By Charles Pellegrino
Narrated by Arthur Morey

CHARLES R. PELLEGRINO (AUTHOR, AMERICAN WRITER)
Putin’s Ukranian invasion raises the specter of nuclear war with the demented belief that it can be limited. Consider whether this history of nuclear cataclysm horrifies more than enlightens. “Last Train from Hiroshima” is not for the feint-hearted. It is a gruesome reminder of the horror of war.
Pellegrino has written a story of Hiroshima and Nagasaki’s bomb survivors. Arthur Morey brings Pellegrino’s words to life. Pellegrino recounts survivor stories; i.e. what they saw, and what happened to them and their families in the aftermath of the world’s first use of a nuclear weapon.

Pellegrino is a wordsmith. He uses words that blow torch images on a listener’s mind. His words capture the horror of nuclear war, the physical and mental effect of nuclear detonation on human beings.

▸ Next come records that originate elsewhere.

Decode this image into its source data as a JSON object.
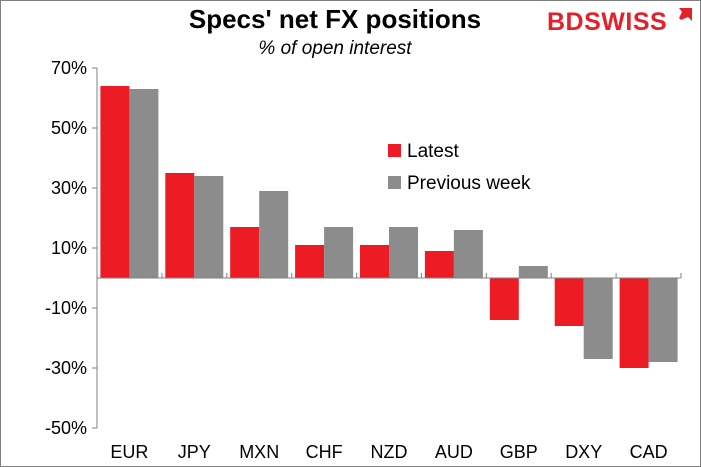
{
  "title": "Specs' net FX positions",
  "subtitle": "% of open interest",
  "logo": {
    "text": "BDSWISS",
    "icon": "arrow-icon",
    "color": "#e3212a"
  },
  "colors": {
    "latest": "#ed1c24",
    "previous": "#8c8c8c"
  },
  "chart_data": {
    "type": "bar",
    "title": "Specs' net FX positions",
    "subtitle": "% of open interest",
    "categories": [
      "EUR",
      "JPY",
      "MXN",
      "CHF",
      "NZD",
      "AUD",
      "GBP",
      "DXY",
      "CAD"
    ],
    "series": [
      {
        "name": "Latest",
        "values": [
          64,
          35,
          17,
          11,
          11,
          9,
          -14,
          -16,
          -30
        ]
      },
      {
        "name": "Previous week",
        "values": [
          63,
          34,
          29,
          17,
          17,
          16,
          4,
          -27,
          -28
        ]
      }
    ],
    "ylim": [
      -50,
      70
    ],
    "yticks": [
      "70%",
      "50%",
      "30%",
      "10%",
      "-10%",
      "-30%",
      "-50%"
    ],
    "ytick_values": [
      70,
      50,
      30,
      10,
      -10,
      -30,
      -50
    ],
    "grid": false,
    "legend_position": "center-right"
  }
}
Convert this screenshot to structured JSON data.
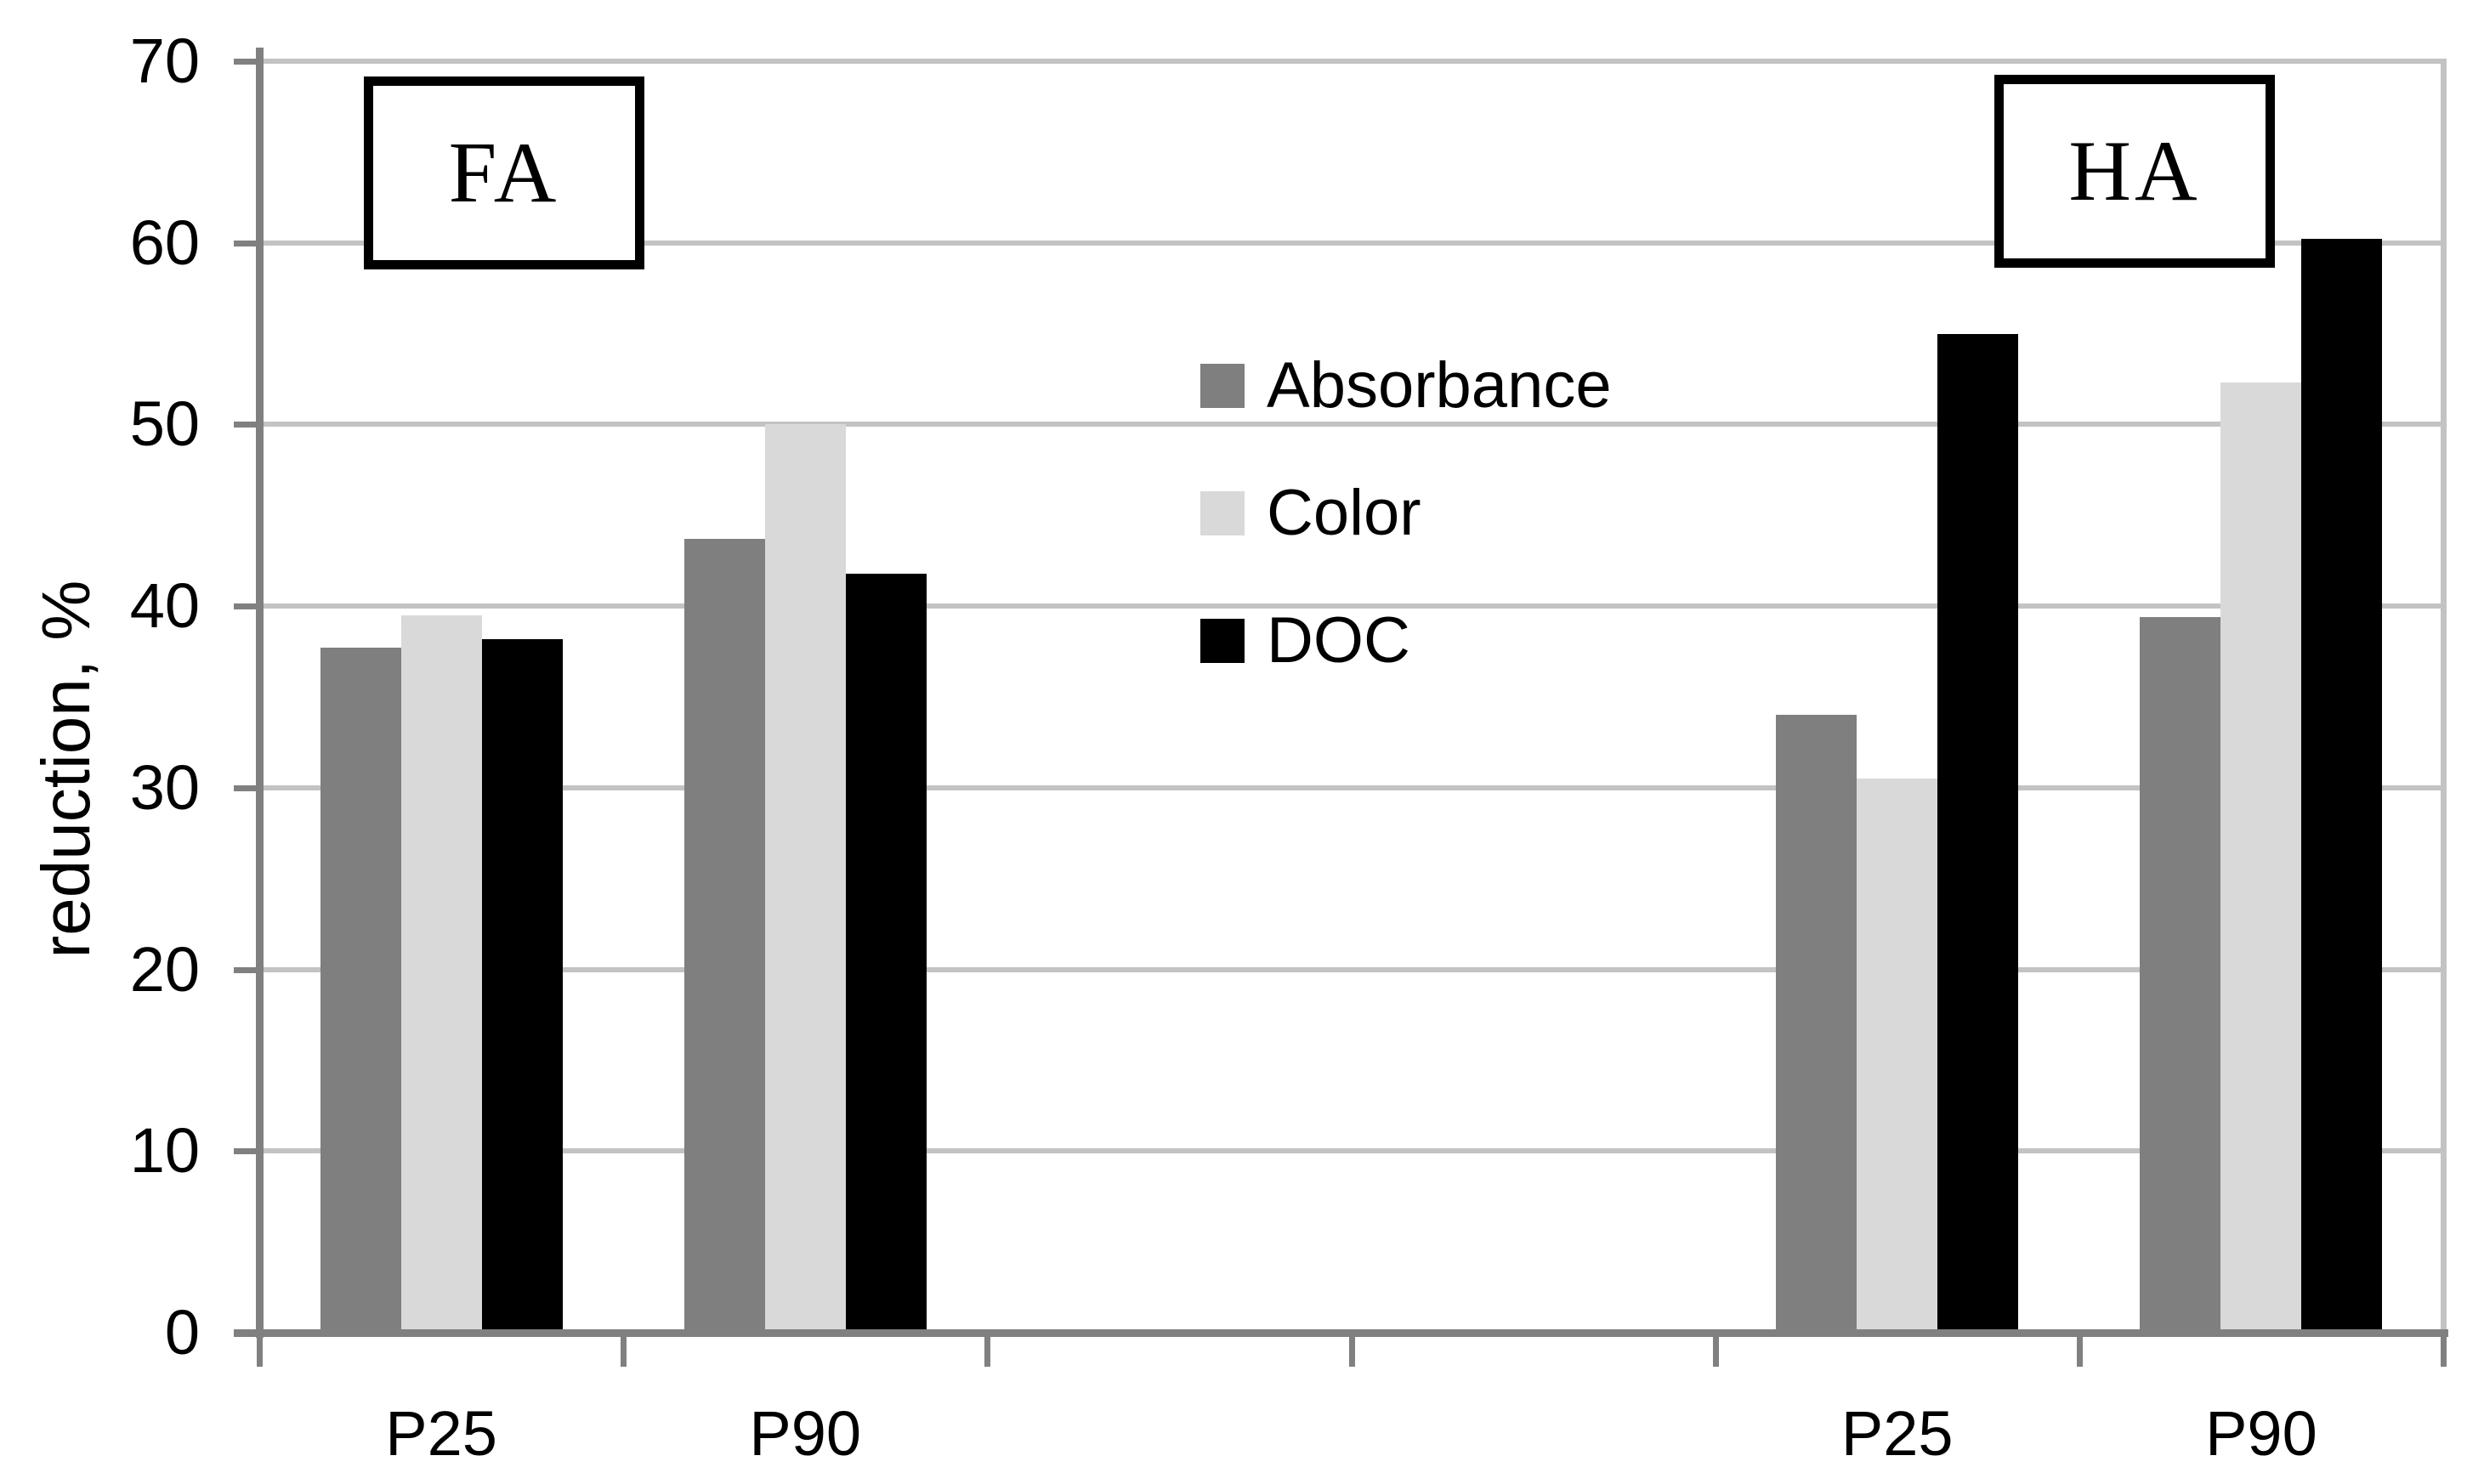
{
  "chart_data": {
    "type": "bar",
    "title": "",
    "ylabel": "reduction, %",
    "xlabel": "",
    "ylim": [
      0,
      70
    ],
    "yticks": [
      0,
      10,
      20,
      30,
      40,
      50,
      60,
      70
    ],
    "grid": "horizontal",
    "legend_position": "center-of-plot",
    "categories": [
      "P25",
      "P90",
      "",
      "",
      "P25",
      "P90"
    ],
    "series": [
      {
        "name": "Absorbance",
        "color": "#7f7f7f",
        "values": [
          37.7,
          43.7,
          null,
          null,
          34.0,
          39.4
        ]
      },
      {
        "name": "Color",
        "color": "#d9d9d9",
        "values": [
          39.5,
          50.0,
          null,
          null,
          30.5,
          52.3
        ]
      },
      {
        "name": "DOC",
        "color": "#000000",
        "values": [
          38.2,
          41.8,
          null,
          null,
          55.0,
          60.2
        ]
      }
    ],
    "annotations": [
      {
        "text": "FA",
        "over_categories": [
          "P25",
          "P90"
        ],
        "side": "left"
      },
      {
        "text": "HA",
        "over_categories": [
          "P25",
          "P90"
        ],
        "side": "right"
      }
    ]
  },
  "colors": {
    "background": "#ffffff",
    "axis": "#808080",
    "gridline": "#c3c3c3",
    "text": "#000000"
  }
}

After Nagasaki’s bomb, a young girl walks out of a tubular bomb shelter and sees a shadowy figure that she presumes is an escaped zoo animal. It has rough, blackened, mottled skin, and is crawling on four limbs. It is a human being, exposed to the flash and burn (pikadon) of the bomb.
Pellegrino describes this crawling man as one of the “alligator people”, a classification that repeats it self on the skins of anyone that survives direct exposure to the bomb’s flash and burn.
He tells the story of a “tap dancer” running down a street in Hiroshima; tap, tap, tapping the hard surfaced street because he has no feet.
Pellegrino recounts the story of a father greeting his lost daughter by asking “…do you have feet” because a Japanese aphorism believed ghosts are recognized as apparitions with no feet.

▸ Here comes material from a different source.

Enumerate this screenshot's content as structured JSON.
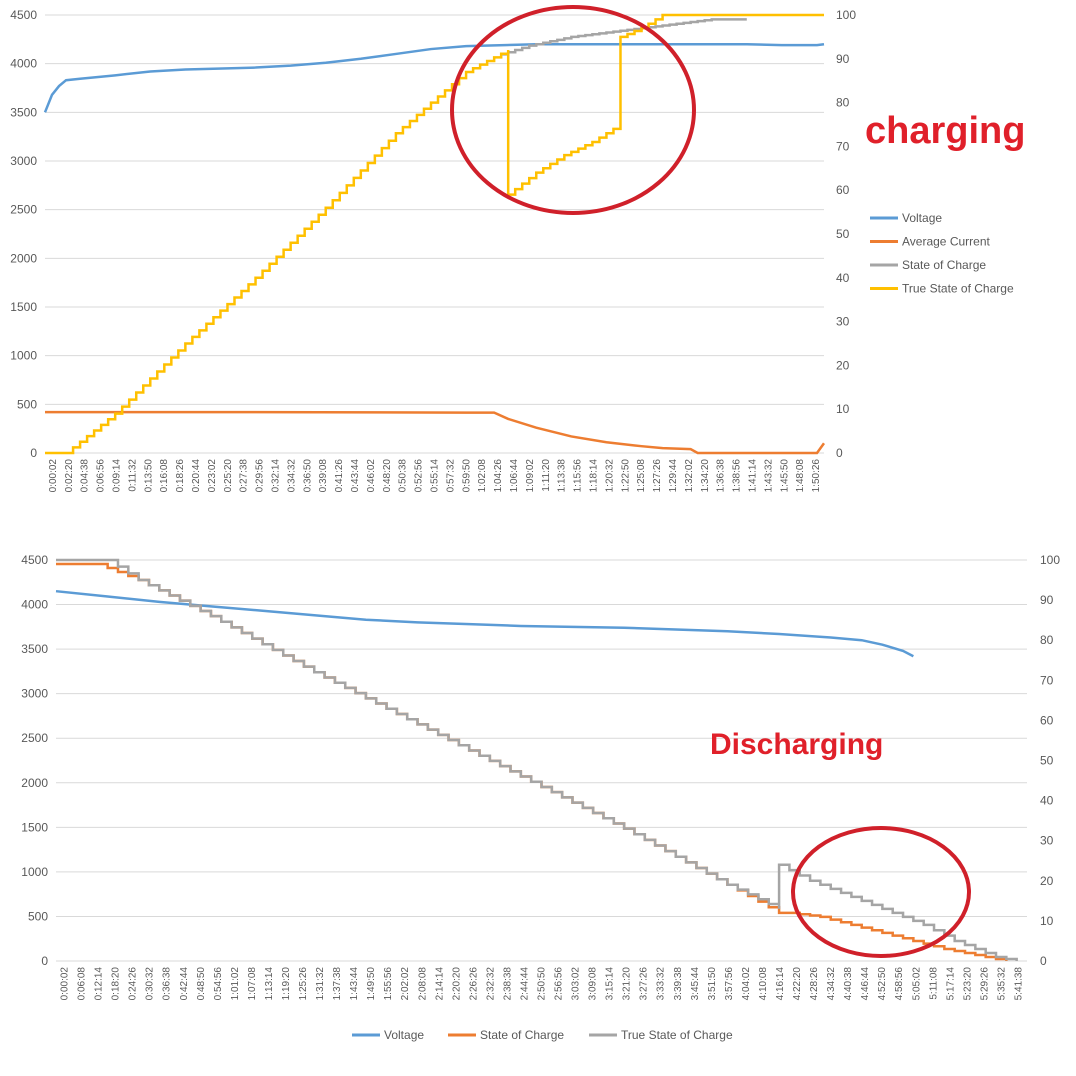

The aftermath of Japan’s nuclear blasts left thousands of people with few apparent injuries. They wander in a fog of confusion, like ants in long lines following each other, single file to nowhere. They were, as Pellegrino explains, the “ant walkers”.
Days later, the “ant walkers” are stricken with fever, vomiting, loss of appetite, and internal bleeding; some survive to go through the same symptoms weeks or months later; some become crippled for the remainder of their lives; some die after the first onset of sickness; some die years later from leukemia or other maladies traced back to those two fateful August days in 1945.

The survivor stories in Pellegrino’s book are so vivid that one wonders where real history ends and his imagination begins. Regardless of the veracity of Pellegrino’s survivor facts, his description of nuclear weapon damage and radioactive exposure is verified by later scientific experiments and accidents.

One is left with the thought and fear of future world conflagration. After all, “Never again” has been said before.